Hello everyone, I'm a software developer interested in information retrieval. Currently I'm working on my 3rd search engine project and am VERY frustrated about the amount of boilerplate code that is written again and again, with the same bugs, etc.
Basic search engine is a very simple beast that could be described in a formal language consisting of two "layers":
"Layer of primitives" (or axioms, kernel language - don't know how to name them). They consist of several sets (as a set of resources - files, websites), relations on sets (as 'site A links to site B') and simple operations as 'open stream to resource A', 'read record from stream', 'merge N streams', 'index set of records by field F', etc.
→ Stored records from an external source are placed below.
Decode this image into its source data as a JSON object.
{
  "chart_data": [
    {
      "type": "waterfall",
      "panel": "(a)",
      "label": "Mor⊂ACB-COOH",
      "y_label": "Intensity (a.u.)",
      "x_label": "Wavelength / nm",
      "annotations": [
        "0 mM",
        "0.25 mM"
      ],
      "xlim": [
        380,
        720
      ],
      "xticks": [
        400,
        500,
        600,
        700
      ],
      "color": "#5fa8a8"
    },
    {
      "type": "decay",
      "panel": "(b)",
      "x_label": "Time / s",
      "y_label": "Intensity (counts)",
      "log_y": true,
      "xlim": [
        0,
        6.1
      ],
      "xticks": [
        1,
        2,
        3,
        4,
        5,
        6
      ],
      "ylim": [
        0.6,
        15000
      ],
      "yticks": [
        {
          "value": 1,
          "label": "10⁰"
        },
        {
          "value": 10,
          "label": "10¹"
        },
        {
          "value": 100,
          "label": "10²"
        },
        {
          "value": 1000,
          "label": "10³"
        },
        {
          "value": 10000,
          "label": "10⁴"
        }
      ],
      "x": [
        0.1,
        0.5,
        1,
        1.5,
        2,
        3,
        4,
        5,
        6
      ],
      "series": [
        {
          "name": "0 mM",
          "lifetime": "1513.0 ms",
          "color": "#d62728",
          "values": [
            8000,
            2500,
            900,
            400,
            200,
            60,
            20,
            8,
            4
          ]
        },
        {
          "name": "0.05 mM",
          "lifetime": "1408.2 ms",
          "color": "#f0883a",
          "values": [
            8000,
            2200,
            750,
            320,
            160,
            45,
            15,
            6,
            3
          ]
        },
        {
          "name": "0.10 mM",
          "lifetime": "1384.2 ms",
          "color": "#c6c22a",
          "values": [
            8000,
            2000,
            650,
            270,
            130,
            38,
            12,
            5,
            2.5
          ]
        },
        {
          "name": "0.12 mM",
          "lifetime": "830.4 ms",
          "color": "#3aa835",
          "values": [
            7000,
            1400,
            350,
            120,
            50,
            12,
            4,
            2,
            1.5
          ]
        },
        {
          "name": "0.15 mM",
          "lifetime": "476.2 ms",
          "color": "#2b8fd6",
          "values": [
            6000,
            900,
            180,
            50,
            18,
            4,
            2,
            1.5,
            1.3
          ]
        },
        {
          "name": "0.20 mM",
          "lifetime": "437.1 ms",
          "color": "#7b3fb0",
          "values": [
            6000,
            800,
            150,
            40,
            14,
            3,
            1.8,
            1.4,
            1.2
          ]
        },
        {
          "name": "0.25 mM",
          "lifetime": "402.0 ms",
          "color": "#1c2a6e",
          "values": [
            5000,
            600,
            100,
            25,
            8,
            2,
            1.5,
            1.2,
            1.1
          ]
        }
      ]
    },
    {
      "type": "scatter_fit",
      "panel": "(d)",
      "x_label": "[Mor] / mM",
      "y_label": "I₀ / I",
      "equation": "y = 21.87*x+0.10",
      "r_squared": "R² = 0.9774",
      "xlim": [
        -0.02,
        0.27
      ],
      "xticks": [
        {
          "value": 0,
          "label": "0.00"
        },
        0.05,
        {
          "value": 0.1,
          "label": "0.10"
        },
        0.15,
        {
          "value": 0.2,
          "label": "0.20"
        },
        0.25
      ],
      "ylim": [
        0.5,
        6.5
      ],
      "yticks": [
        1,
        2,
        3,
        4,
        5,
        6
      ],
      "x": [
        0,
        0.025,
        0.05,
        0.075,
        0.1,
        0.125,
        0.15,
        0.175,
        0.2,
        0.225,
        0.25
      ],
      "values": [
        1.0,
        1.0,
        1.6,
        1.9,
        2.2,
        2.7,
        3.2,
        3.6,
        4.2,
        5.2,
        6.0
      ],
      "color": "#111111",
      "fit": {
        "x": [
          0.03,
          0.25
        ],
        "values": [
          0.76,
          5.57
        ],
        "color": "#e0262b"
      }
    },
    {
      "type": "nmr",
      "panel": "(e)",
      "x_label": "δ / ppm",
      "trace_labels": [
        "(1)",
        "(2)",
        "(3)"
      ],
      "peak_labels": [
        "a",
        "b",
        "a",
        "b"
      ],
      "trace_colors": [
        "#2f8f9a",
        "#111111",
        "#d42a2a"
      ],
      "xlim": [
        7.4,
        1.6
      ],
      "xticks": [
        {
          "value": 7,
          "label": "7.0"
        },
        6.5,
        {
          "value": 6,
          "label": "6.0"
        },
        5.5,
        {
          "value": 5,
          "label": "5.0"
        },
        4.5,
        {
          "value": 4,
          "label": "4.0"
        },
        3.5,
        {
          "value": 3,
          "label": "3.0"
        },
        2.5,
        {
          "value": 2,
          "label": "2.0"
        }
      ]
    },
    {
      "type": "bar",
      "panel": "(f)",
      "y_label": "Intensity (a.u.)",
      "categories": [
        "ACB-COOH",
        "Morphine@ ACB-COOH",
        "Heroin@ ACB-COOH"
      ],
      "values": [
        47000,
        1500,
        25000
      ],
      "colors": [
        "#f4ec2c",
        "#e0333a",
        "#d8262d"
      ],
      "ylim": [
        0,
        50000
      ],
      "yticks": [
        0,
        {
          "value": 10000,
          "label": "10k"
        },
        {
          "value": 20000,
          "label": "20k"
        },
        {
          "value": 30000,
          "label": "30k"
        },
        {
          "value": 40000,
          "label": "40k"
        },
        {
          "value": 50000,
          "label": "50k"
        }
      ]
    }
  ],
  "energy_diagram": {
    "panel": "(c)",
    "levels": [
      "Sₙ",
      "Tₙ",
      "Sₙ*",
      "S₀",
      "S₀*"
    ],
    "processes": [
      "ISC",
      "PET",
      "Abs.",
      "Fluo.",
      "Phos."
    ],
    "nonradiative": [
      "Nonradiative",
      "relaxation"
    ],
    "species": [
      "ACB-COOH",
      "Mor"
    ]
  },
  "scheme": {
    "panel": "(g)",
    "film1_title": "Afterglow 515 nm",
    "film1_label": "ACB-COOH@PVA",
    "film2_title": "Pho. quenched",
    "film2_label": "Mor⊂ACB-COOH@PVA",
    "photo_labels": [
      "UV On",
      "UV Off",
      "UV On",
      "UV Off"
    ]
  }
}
Also, there is a lot of data conversion, as 'save stream in YAML format', 'load stream from XML format', etc.
"Application layer" - several very high-level operations that form a search engine lifecycle, as 'harvest new resources', 'crawl harvested resources', 'merge crawled resources to the database', 'index crawled resources', 'merge indexes', etc. Every one of this high-level operations could be expressed in the terms of "primitives" from 1.
Such a high-level representation could be easily tested, maybe even proved formally, and implemented (or code-generated) in the programming language of choice.
So, the question: does anybody design systems in this way - formally, rigorously ( maybe even at the level of algebra/group theory), in the strict top-down approach? What can I read to learn about ?